You are currently viewing a snapshot of taken on April 21, 2008. Most of this content is highly out of date (some pages haven't been updated since the project began in 1998) and exists for historical purposes only. If there are any pages on this archive site that you think should be added back to, please file a bug.

Security Projects

Mozilla includes several projects related to security:

  • Open Source PKI Projects. Main home page for all open source public-key infrastructure (PKI) projects, including:
    • Network Security Services (NSS). Project for supporting cross-platform development of security-enabled server applications. Applications built with NSS can support PKCS #5, PKCS #7, PKCS #11, PKCS #12, S/MIME, TLS, SSL v2 and v3, X.509 v3 certificates, and other security standards.
    • Network Security Services for Java (JSS). A Java interface to NSS that supports most of the security standards and encryption technologies supported by NSS. JSS also provides a pure Java interface for ASN.1 types and BER/DER encoding.
    • Personal Security Manager (PSM). Project for supporting cross-platform development of security-enabled client applications. PSM includes libraries (built on top of NSS) and a daemon that performs cryptographic operations on behalf of a client application -- operations such as setting up an SSL connection, object signing and signature verification, certificate management, and other common PKI functions.

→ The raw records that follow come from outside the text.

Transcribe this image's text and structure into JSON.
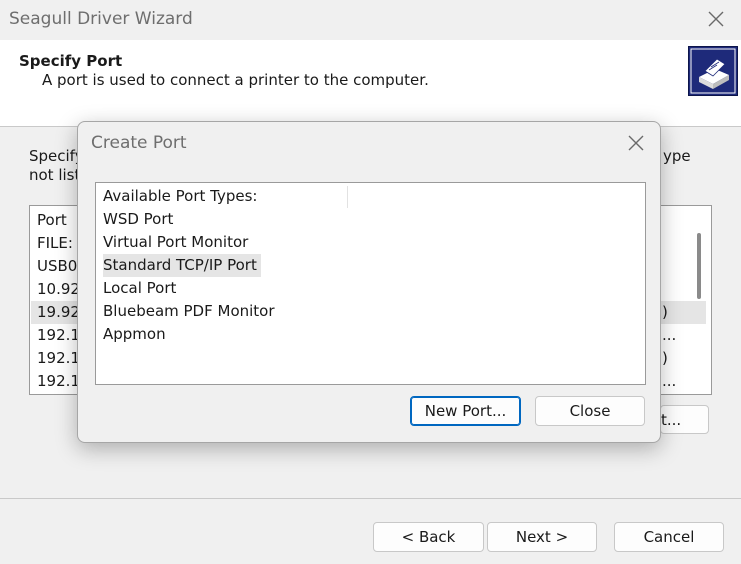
{
  "wizard": {
    "title": "Seagull Driver Wizard",
    "header_title": "Specify Port",
    "header_subtitle": "A port is used to connect a printer to the computer.",
    "instr_line1_start": "Specify",
    "instr_line1_end": "ype",
    "instr_line2_start": "not list",
    "port_list": {
      "header": "Port",
      "rows": [
        {
          "left": "FILE:",
          "right": ""
        },
        {
          "left": "USB0(",
          "right": ""
        },
        {
          "left": "10.92",
          "right": ""
        },
        {
          "left": "19.92",
          "right": ")"
        },
        {
          "left": "192.1",
          "right": "..."
        },
        {
          "left": "192.1",
          "right": ")"
        },
        {
          "left": "192.1",
          "right": "..."
        }
      ],
      "selected_index": 3
    },
    "partial_button_label": "t...",
    "back_label": "< Back",
    "next_label": "Next >",
    "cancel_label": "Cancel"
  },
  "dialog": {
    "title": "Create Port",
    "list_header": "Available Port Types:",
    "port_types": [
      "WSD Port",
      "Virtual Port Monitor",
      "Standard TCP/IP Port",
      "Local Port",
      "Bluebeam PDF Monitor",
      "Appmon"
    ],
    "selected_index": 2,
    "new_port_label": "New Port...",
    "close_label": "Close"
  },
  "colors": {
    "accent": "#0067c0",
    "selection": "#e5e5e5",
    "logo_bg": "#1e2a7a"
  }
}
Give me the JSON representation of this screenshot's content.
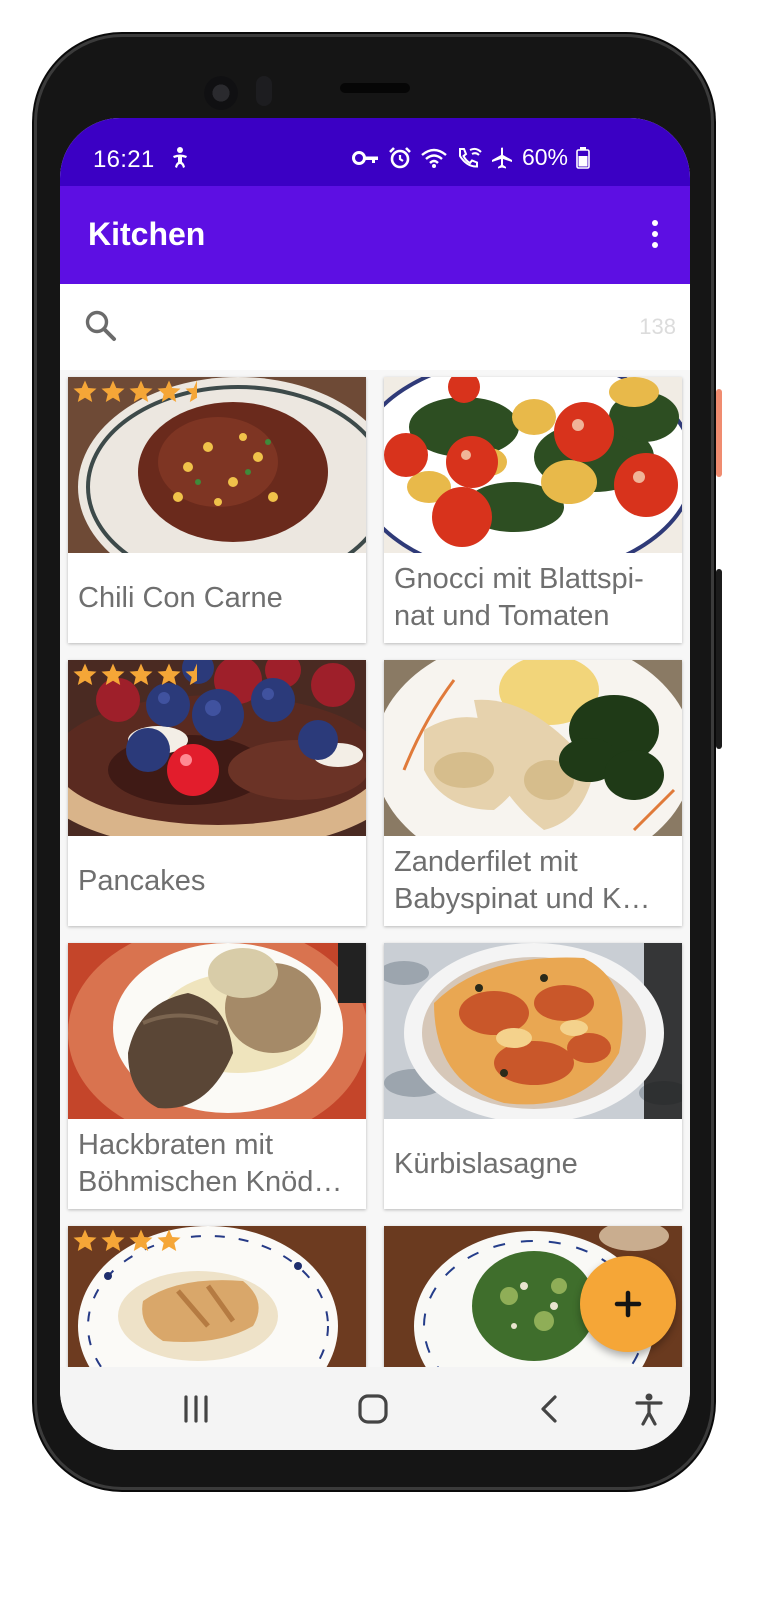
{
  "status": {
    "time": "16:21",
    "battery": "60%",
    "icons": [
      "accessibility-icon",
      "vpn-key-icon",
      "alarm-icon",
      "wifi-icon",
      "wifi-calling-icon",
      "airplane-icon",
      "battery-icon"
    ]
  },
  "appbar": {
    "title": "Kitchen",
    "menu_icon": "more-vertical-icon"
  },
  "search": {
    "placeholder": "",
    "value": "",
    "count": "138"
  },
  "recipes": [
    {
      "title": "Chili Con Carne",
      "rating": 4.5
    },
    {
      "title": "Gnocci mit Blattspi-nat und Tomaten",
      "rating": 0
    },
    {
      "title": "Pancakes",
      "rating": 4.5
    },
    {
      "title": "Zanderfilet mit Babyspinat und K…",
      "rating": 0
    },
    {
      "title": "Hackbraten mit Böhmischen Knöd…",
      "rating": 0
    },
    {
      "title": "Kürbislasagne",
      "rating": 0
    },
    {
      "title": "",
      "rating": 4
    },
    {
      "title": "",
      "rating": 0
    }
  ],
  "fab": {
    "icon": "plus-icon"
  },
  "navbar": {
    "icons": [
      "recent-apps-icon",
      "home-icon",
      "back-icon",
      "accessibility-icon"
    ]
  },
  "colors": {
    "status_bar": "#3b00c4",
    "app_bar": "#5d0fe3",
    "fab": "#f5a637",
    "star": "#f5a637"
  }
}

    • PKCS #11 Conformance Testing. Test suites designed to test PKCS #11 implementations.
  • X.509 v3 Certificate Store. NSS ships by default with a set of root certificates. This page details how this store is managed.

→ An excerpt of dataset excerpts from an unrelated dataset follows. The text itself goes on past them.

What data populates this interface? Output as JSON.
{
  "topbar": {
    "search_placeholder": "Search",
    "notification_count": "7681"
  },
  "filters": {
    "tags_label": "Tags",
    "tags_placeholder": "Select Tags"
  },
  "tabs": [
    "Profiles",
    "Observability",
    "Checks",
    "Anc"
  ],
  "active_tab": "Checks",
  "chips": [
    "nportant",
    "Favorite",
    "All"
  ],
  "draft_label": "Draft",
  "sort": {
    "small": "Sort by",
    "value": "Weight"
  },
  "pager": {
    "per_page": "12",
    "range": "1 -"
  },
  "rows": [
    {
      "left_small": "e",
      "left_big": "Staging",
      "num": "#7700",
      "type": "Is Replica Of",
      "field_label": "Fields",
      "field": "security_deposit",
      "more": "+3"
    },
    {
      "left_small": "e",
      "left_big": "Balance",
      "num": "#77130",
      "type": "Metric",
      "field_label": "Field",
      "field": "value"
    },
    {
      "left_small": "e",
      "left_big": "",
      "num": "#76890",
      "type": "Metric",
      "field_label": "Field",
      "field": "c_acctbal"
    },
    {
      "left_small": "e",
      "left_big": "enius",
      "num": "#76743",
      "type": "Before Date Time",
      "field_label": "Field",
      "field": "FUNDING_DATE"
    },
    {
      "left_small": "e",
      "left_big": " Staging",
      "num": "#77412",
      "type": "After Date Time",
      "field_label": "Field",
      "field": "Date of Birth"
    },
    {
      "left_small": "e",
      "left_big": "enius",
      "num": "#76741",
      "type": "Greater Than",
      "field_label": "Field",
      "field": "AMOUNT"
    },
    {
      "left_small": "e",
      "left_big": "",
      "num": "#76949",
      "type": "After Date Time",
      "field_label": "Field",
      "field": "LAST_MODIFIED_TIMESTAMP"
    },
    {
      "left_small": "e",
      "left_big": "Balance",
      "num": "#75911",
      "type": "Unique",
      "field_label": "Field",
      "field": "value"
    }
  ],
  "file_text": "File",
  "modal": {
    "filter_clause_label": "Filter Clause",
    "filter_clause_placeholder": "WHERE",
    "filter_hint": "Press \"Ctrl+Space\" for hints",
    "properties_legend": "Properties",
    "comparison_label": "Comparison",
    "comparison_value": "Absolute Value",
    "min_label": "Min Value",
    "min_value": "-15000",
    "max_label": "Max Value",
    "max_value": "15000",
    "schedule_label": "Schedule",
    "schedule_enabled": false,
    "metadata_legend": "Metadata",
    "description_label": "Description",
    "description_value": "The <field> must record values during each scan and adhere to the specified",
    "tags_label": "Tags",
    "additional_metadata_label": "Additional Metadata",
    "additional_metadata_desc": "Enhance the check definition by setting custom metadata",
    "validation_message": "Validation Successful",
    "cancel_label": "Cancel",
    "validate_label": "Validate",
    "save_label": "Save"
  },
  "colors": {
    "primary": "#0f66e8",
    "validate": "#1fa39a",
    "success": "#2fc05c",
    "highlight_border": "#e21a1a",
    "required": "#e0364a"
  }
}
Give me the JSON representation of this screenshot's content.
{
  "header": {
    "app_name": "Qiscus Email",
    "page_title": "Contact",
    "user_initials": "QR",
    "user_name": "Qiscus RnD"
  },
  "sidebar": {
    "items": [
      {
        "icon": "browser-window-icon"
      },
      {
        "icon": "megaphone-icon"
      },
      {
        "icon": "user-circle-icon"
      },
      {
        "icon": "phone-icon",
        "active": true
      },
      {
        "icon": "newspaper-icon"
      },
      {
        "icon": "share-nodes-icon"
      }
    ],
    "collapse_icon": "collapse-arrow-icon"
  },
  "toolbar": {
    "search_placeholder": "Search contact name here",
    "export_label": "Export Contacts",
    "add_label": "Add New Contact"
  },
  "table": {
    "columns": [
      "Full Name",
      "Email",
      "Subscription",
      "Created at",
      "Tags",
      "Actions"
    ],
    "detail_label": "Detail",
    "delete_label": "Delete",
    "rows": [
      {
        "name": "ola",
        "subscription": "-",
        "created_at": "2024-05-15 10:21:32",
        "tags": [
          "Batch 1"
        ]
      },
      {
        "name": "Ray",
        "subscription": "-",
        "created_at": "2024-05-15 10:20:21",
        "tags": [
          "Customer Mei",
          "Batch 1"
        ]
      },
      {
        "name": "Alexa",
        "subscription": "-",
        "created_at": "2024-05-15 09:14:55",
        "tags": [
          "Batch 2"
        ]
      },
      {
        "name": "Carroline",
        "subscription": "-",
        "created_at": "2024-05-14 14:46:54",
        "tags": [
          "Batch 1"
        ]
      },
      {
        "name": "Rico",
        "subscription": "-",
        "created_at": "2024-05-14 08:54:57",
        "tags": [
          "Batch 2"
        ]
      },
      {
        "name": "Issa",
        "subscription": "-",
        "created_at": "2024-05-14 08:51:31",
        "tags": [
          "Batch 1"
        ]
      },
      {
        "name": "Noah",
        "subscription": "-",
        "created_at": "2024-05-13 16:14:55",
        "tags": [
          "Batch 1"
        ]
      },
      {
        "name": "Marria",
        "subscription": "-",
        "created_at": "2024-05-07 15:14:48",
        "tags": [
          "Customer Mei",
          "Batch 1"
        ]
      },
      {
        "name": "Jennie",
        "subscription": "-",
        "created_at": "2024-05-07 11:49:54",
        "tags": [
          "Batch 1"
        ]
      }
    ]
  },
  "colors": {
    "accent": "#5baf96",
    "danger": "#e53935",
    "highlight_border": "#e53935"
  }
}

  • Component Security For Mozilla. Project for adding Java and JavaScript security to Mozilla components, mainly in terms of mobile code and the browser interfaces available to programs from those languages.
  • Policy for Handling Security Bugs. Guidelines on how to report security vulnerabilities and how the Mozilla community will deal with them.
  • Top Level Domains for which we permit Internationalized Domain Names, with links to the relevant registry policies.